Insights Copyright and Generative AI: Government confirms that new legislation by the end of the year may be needed to resolve uncertainty

A government minster has indicated that new legislation may be needed to address the continuing uncertainty about striking the balance between protecting the copyright of creators and ensuring that AI models can train on sufficiently large data sets which often include works protected by copyright.

Speaking at the Times Tech Summit, Feryal Clark, the Parliamentary Under-Secretary of State for AI and Digital Government, said that the Government was “working through what we need to do to resolve the issue and to bring clarity to both the AI sector [and] also to creative industries”, adding that she expects a solution to be proposed by the end of the year.

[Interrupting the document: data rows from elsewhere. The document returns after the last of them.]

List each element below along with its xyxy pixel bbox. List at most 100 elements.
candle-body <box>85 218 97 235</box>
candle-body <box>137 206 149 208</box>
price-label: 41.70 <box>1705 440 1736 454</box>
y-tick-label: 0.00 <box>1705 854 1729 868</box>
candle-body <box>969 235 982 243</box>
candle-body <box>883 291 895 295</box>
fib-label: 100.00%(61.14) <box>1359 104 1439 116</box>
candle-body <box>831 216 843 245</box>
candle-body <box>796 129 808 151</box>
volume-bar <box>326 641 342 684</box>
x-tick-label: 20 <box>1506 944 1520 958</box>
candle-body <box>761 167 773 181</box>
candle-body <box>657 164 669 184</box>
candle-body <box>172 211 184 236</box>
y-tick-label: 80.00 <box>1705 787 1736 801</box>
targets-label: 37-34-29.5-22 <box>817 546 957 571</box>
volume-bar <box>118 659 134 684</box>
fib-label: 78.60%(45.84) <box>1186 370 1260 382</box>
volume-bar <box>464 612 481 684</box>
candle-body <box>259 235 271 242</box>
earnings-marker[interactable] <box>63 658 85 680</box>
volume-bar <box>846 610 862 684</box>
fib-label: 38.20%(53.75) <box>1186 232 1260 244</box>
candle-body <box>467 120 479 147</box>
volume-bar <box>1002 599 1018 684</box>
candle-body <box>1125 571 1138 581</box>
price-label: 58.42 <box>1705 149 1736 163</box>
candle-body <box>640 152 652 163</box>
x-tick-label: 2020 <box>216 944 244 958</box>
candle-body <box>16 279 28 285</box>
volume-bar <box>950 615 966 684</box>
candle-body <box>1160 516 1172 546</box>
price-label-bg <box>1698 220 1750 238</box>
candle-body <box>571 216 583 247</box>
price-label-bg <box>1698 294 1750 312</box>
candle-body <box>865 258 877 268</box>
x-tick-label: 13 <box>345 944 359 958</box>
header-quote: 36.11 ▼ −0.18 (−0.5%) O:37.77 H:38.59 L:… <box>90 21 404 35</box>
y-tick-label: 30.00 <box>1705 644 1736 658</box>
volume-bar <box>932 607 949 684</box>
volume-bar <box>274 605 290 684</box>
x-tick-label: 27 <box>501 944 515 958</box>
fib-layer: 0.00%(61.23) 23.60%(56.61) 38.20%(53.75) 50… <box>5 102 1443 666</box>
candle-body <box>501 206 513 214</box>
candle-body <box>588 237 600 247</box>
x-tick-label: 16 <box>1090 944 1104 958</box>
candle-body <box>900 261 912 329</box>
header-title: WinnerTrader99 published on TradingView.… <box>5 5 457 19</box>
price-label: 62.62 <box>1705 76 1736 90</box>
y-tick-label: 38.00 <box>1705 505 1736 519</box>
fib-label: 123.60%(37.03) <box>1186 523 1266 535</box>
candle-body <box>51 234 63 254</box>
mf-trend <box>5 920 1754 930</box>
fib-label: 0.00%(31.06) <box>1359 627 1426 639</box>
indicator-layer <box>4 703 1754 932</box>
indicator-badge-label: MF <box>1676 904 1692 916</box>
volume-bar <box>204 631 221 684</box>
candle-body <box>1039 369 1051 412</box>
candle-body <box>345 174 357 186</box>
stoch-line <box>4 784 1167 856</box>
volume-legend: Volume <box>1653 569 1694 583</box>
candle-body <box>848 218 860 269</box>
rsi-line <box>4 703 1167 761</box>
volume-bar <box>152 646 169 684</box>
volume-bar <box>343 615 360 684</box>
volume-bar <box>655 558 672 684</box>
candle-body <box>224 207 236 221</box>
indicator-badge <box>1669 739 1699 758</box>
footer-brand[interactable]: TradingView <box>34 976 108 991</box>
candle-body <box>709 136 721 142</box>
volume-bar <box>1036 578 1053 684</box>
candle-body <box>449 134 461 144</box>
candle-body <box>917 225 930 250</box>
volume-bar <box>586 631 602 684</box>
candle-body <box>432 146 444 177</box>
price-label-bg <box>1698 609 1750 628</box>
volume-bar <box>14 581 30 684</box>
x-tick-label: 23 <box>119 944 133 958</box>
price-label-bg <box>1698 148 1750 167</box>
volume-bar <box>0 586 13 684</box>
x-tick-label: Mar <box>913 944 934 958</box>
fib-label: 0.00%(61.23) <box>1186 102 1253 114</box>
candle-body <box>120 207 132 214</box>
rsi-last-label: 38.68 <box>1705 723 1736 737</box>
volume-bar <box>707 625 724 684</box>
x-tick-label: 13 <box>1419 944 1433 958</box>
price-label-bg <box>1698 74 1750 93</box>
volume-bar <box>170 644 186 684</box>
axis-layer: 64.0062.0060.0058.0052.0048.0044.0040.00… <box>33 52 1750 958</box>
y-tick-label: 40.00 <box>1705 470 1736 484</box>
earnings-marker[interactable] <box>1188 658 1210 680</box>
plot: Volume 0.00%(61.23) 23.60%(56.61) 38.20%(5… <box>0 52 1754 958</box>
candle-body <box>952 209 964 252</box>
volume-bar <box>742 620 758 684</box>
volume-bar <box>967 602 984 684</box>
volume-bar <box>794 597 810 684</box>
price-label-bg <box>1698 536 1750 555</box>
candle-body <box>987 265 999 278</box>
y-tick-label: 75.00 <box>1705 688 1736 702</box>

Clarity in this area had proved elusive for some time. In his ‘Pro-innovation Regulation of Technologies Review’ in 2023, Sir Patrick Vallance recommended that the Government should “announce a clear policy position on the relationship between intellectual property law and generative AI to provide confidence to innovators and investors”. Having abandoned initial plans to amend the text and data mining exception in s.29A of the Copyright, Designs and Patents Act 1988 to allow the use of copyright works to train AI models for commercial purposes, the previous Government sought to respond to Sir Patrick’s recommendations by proposing a code of practice which would be developed by the UKIPO alongside AI developers and representatives of the creative industries. However, this too proved short-lived and the previous Government announced on 6 February 2024 that its plans for a code of practice on copyright and AI had been abandoned.

It will be welcome news to many that the Government has committed to resolve the uncertainty in this area “by the end of this year”, although what form that resolution will take remains to be seen.